Ce que la nature fait de plus puissant et de plus beau, l’homme souhaite toujours s’en accaparer. «
Fejd » un nouvel arrivant sur la scène du folk suédois a bien l’ambition de parvenir par sa musique, qui retourne aux sources traditionnelles des contrées suédoises, à égaler le vent lui-même aussi splendide que possible. C’est aussi pourquoi cette formation a intitulé son premier album sorti en 2009, «
Storm », « vent ».
Aux premières notes, on peut assister à une ouverture de scène. Cela ne fait que s’entrouvrir dans les premiers instants. Des lueurs sont perceptibles au son grinçant du hurdy-gurdy que l’on pourrait comparer à la vielle de chez nous. Puis finalement cela s’éclaire d’un seul coup au son de la cornemuse. C’est l’orée du jour qui prend ses marques inondant de ses rayons tout le paysage. Ils parviennent à s’incruster dans les premières branches d’un sous-bois d’où un chant en suédois se fait soudain entendre, comme pour accueillir ces premiers arrivants du matin. Un chant bourru, à l’apparence bien rugueuse, un peu aussi à l’image de ce qui se fait aujourd’hui chez d’autres formations de folk. Il apporte l’authenticité d’être comme la nature, émerveillant et à l’imperfection qui fait toute sa richesse, sa noblesse.
C’est le ressentiment que l’on peut aisément se procurer à l’écoute des titres « Offerrök » et «
Storm ». Un peu moins éclatant sur « Svanesång », qui est l‘occasion pour la guimbarde, si peu communicative, mais toujours bienvenue, de faire son entrée. Le chant de Patrik Rimmerfors sera à la rencontre d’un chant féminin sur les points culminants du vibrant « Älvorna Dansar ».
C’est la fougue et l’entrain de ce chant qui transcende la globale partie de l’aspect metal de cet album. Car pas question ici de guitare électrique, car le temps n’est pas encore à l’orage. De vieux instruments folkloriques constituent ensemble dans la plus grande harmonie l’orchestre des forêts et des vastes plaines. Ils parviennent à recréer de leur association une bourrasque de glissements et grattements de cordes du plus bel effet sonore, attisant sans cesse le feu d’éblouissantes mélodies.
Cette tornade d’instruments ira se gambader sur le titre « Vid Jore Å », avant de faire une interruption lorsque tout à coup le chant devient solennel. Le ciel si clair se couvre donc, permettant ainsi à une flûte insolente de faire une petite apparition maline, avant que les cordes ne réapparaissent de nouveau pour tout emporter.
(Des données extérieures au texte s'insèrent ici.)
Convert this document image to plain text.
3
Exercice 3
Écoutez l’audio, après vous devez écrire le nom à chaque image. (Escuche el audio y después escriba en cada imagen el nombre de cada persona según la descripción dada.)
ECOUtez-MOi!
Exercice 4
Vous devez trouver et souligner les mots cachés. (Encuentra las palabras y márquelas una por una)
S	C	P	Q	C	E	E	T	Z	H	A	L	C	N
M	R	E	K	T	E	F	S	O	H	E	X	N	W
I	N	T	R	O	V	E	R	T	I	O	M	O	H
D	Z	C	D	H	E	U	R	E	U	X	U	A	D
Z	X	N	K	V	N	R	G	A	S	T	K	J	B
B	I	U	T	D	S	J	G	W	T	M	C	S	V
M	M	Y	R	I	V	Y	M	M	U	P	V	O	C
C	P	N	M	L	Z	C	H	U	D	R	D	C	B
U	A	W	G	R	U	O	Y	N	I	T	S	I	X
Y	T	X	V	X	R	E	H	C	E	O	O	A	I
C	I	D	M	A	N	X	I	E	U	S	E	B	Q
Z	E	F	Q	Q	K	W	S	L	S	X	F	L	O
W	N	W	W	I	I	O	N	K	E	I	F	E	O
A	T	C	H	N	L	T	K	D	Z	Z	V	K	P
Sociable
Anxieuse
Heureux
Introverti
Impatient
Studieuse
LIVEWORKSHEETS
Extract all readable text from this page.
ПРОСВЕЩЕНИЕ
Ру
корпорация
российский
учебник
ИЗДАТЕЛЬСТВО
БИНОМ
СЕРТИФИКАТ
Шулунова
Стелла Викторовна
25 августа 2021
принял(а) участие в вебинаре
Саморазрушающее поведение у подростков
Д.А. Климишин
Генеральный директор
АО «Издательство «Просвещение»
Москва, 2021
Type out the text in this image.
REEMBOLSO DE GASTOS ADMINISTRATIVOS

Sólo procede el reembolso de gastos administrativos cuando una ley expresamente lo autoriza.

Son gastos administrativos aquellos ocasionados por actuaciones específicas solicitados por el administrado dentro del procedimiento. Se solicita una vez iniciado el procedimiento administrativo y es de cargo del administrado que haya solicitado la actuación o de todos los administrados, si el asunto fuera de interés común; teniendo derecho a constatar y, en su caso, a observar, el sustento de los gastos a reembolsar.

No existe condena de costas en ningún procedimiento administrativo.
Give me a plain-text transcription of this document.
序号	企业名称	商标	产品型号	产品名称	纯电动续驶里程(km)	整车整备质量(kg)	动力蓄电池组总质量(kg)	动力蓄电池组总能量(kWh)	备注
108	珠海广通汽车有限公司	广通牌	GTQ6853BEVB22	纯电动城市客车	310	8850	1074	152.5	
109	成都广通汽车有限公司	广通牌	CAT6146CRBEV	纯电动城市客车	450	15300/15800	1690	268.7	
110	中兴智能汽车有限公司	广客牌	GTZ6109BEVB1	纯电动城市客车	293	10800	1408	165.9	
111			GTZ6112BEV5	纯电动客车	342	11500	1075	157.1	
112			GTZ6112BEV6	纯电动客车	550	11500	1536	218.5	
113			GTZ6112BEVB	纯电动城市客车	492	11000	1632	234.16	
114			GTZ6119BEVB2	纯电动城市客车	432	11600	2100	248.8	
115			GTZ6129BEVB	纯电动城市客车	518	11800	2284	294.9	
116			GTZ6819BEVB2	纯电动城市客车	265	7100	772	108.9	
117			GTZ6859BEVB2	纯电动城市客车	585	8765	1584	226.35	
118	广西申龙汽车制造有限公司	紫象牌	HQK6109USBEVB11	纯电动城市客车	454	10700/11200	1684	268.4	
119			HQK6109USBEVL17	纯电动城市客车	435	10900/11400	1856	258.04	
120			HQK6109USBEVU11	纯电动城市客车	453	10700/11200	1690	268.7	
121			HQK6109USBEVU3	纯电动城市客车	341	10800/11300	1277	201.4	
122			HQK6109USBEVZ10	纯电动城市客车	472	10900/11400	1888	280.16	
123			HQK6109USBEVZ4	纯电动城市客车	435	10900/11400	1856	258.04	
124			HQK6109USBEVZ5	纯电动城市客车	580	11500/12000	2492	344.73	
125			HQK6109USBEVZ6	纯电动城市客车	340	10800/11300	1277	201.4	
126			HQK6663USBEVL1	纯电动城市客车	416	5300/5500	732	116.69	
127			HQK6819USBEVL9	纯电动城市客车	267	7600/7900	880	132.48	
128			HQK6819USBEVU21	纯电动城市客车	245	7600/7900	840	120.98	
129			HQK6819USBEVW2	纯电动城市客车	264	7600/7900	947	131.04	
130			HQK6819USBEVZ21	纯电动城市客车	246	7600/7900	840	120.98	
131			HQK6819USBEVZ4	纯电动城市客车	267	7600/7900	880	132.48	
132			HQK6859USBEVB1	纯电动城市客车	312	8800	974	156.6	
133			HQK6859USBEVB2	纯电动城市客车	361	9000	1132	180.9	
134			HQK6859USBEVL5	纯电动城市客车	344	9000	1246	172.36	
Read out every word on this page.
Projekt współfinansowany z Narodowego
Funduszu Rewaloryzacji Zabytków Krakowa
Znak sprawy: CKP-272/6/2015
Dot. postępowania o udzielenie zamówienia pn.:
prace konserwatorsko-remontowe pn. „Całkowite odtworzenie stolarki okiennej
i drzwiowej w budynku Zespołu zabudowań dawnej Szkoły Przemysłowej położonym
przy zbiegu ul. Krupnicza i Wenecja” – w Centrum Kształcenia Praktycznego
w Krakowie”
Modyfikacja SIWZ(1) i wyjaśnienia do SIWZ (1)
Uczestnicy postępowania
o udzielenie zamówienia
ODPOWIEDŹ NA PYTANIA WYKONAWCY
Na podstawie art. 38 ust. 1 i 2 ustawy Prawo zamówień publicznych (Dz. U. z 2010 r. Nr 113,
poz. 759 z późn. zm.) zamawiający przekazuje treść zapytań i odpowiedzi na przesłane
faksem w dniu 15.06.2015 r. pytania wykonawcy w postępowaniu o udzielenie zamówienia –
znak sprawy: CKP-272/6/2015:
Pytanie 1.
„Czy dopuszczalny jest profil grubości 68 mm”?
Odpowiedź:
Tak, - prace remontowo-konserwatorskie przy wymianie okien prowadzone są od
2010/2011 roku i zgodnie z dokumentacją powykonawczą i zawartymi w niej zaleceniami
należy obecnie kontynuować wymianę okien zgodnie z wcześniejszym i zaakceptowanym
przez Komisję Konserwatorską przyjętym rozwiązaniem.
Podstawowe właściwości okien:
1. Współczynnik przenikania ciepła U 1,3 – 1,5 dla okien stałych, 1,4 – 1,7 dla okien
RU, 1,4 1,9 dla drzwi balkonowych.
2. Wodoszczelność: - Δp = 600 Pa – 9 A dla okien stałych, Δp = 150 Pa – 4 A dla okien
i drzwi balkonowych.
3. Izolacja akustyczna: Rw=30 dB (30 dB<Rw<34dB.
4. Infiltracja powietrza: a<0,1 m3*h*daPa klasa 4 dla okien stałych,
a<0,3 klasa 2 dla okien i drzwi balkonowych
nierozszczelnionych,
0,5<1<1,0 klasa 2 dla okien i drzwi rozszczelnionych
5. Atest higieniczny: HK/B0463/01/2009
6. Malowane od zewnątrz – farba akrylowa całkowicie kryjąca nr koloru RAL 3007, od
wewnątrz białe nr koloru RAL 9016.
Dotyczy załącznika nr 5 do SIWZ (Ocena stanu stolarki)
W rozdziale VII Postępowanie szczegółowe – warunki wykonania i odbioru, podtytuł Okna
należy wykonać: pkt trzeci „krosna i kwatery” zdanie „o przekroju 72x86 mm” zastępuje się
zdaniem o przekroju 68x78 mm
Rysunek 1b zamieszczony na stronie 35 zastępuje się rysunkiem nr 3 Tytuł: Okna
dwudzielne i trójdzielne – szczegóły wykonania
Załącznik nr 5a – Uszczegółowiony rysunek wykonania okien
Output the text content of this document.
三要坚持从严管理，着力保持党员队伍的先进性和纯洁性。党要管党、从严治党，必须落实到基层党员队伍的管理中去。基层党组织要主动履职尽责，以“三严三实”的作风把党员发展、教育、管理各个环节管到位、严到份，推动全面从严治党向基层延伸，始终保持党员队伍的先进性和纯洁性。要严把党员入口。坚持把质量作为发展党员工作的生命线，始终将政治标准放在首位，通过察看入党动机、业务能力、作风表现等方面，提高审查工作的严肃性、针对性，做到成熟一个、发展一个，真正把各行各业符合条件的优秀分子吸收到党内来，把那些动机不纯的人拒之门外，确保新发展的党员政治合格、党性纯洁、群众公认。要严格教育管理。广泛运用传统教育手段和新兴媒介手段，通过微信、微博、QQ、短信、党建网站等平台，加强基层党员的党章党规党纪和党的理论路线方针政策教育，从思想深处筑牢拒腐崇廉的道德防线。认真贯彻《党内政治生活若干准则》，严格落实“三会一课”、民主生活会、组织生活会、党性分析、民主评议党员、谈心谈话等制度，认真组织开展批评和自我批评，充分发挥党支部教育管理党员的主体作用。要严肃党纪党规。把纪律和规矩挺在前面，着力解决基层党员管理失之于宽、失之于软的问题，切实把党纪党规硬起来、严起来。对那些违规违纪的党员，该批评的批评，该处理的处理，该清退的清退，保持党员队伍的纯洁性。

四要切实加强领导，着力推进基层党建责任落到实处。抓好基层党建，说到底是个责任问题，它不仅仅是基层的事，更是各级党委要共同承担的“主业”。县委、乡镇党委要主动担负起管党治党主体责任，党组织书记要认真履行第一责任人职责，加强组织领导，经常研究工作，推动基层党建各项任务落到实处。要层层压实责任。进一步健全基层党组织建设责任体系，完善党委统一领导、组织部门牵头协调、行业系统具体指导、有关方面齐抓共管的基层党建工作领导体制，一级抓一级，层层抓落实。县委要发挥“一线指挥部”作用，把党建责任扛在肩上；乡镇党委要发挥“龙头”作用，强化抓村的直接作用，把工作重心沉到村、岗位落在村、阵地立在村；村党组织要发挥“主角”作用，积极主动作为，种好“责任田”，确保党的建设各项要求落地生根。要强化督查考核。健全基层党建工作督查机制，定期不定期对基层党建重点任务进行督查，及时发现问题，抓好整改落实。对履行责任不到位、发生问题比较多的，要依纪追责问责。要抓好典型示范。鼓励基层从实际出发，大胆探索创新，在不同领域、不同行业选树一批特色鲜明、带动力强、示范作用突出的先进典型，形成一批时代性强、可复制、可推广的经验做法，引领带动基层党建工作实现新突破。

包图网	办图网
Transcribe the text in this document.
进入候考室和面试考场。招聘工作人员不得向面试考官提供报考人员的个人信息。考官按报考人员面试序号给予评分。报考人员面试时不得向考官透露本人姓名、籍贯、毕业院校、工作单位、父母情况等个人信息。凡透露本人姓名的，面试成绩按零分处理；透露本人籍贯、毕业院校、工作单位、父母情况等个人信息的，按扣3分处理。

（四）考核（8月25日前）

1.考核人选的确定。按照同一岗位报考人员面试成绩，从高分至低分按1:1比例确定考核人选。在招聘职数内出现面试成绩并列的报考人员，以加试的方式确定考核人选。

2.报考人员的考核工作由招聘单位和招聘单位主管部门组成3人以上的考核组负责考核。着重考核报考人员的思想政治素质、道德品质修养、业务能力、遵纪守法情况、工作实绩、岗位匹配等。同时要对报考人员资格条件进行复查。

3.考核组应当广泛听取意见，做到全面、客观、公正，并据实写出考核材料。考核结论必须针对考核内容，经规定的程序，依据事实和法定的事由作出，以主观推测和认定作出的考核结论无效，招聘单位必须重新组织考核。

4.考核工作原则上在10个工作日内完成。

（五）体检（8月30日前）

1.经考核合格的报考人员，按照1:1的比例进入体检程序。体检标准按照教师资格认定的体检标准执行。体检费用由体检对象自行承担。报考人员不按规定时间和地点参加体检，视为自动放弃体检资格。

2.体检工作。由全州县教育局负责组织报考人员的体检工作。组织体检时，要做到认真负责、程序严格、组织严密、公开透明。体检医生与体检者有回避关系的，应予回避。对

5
Seul une cornemuse se montrera capable de dompter l’arsenal des cordes sur le titre instrumental « Egils Polska », et encore. Ils sont trop épris de liberté pour se laisser apprivoiser. Ils tendent à disparaître à l’arrivée du chant, mais leur trop grande curiosité va leur forcer à s’impliquer davantage avec lui.
Ainsi sur « Äril », ils adoptent un jeu plus lent, plus grinçant permettant d’exploiter un chant par à coups, sans perdre pour autant leur aspect sauvage. On est sans cesse ballotter dans un rythme loin d’être linéaire, avec de très fréquents changements de vitesse et d’intensité, tout cela d’une manière un peu désordonnée même si l’ensemble reste accordèment soudé.
Un moment on croit à l’accord parfait, allant tous groupés côte à côte sur la chevauchée sauvage de « Skuld ». La batterie reproduira le bruit des sabots de chevaux; les cordes, dans un extraordinaire élan, la vitesse des animaux; le chant, la force et la rage de ses cavaliers. La troupe partie en conquête fera un break, histoire de reprendre son souffle avant de repartir.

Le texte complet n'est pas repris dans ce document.